Methods: A total of 175 PCPs in a large health care system with an electronic medical record system were mailed a questionnaire that addressed (1) their comfort and confidence regarding surveillance for cancer recurrence, (2) when patients should be seen in primary care, (3) evaluation of the transfer of care, (4) potential problems with that process, and (5) suggestions for improving that process.

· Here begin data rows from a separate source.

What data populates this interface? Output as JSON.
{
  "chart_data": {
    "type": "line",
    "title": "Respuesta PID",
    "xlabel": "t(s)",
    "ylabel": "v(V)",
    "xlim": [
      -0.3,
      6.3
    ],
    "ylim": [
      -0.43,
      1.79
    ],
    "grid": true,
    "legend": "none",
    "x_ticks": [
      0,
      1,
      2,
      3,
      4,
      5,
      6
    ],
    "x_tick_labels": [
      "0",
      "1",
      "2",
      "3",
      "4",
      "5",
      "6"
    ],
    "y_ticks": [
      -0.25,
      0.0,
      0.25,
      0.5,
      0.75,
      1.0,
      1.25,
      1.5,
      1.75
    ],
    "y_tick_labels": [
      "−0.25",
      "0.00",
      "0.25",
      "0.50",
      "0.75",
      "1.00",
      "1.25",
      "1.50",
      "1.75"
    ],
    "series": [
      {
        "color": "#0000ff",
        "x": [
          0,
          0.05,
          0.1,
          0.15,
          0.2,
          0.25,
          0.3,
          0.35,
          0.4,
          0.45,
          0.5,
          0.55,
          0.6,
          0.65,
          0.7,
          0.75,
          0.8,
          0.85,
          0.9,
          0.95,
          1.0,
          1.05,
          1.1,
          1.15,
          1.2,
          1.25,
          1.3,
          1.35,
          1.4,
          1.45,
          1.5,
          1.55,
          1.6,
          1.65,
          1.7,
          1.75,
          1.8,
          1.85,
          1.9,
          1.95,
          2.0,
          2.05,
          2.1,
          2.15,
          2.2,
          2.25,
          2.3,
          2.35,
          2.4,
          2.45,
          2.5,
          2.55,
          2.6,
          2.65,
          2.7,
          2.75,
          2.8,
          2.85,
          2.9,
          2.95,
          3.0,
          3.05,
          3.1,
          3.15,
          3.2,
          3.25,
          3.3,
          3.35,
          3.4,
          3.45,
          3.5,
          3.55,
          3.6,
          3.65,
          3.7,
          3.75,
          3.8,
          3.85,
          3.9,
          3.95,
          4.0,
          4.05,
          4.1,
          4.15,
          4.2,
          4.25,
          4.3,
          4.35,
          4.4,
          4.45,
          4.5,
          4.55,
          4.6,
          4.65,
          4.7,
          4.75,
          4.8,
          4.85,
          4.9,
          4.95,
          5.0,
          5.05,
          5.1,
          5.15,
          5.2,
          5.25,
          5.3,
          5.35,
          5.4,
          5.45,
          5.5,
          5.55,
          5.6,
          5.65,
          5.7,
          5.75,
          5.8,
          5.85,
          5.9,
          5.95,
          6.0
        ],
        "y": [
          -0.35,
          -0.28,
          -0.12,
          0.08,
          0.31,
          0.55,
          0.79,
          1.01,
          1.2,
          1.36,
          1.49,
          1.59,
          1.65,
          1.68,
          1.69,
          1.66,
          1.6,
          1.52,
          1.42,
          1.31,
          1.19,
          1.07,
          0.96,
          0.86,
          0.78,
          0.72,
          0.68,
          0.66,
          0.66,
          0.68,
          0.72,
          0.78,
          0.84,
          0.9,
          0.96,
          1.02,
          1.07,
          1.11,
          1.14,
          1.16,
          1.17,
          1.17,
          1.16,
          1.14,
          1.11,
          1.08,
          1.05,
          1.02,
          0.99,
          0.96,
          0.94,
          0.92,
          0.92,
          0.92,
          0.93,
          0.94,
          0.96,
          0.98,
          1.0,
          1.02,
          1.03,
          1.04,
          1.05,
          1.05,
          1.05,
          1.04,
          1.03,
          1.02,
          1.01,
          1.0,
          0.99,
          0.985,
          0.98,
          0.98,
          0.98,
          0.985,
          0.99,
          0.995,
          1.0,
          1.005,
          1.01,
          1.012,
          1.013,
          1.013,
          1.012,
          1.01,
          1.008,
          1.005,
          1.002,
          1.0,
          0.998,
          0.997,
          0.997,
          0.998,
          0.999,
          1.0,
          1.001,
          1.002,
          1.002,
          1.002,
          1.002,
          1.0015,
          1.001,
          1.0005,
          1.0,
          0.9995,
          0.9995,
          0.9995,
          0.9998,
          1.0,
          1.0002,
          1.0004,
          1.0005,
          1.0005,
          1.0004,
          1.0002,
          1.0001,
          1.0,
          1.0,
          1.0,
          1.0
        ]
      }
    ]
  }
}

Results: The response rate was 75.4%. Overall, 52% were comfortable having responsibility for surveillance of cancer recurrence, and 43% were confident they are following standard guidelines for cancer recurrence. Both of the aforementioned measures increased with years of practice. More than half rated the current transfer of care from oncologist to PCP as fair or poor. The most common problems identified were uncertainty regarding the type (62.6% for breast, 56.5% for colorectal), frequency (72.5%, 66.4%), and duration (74.8%, 67.2%) of surveillance testing.
Conclusions: Levels of comfort, confidence, and satisfaction were generally low. PCPs need more specific guidance regarding surveillance for cancer recurrence.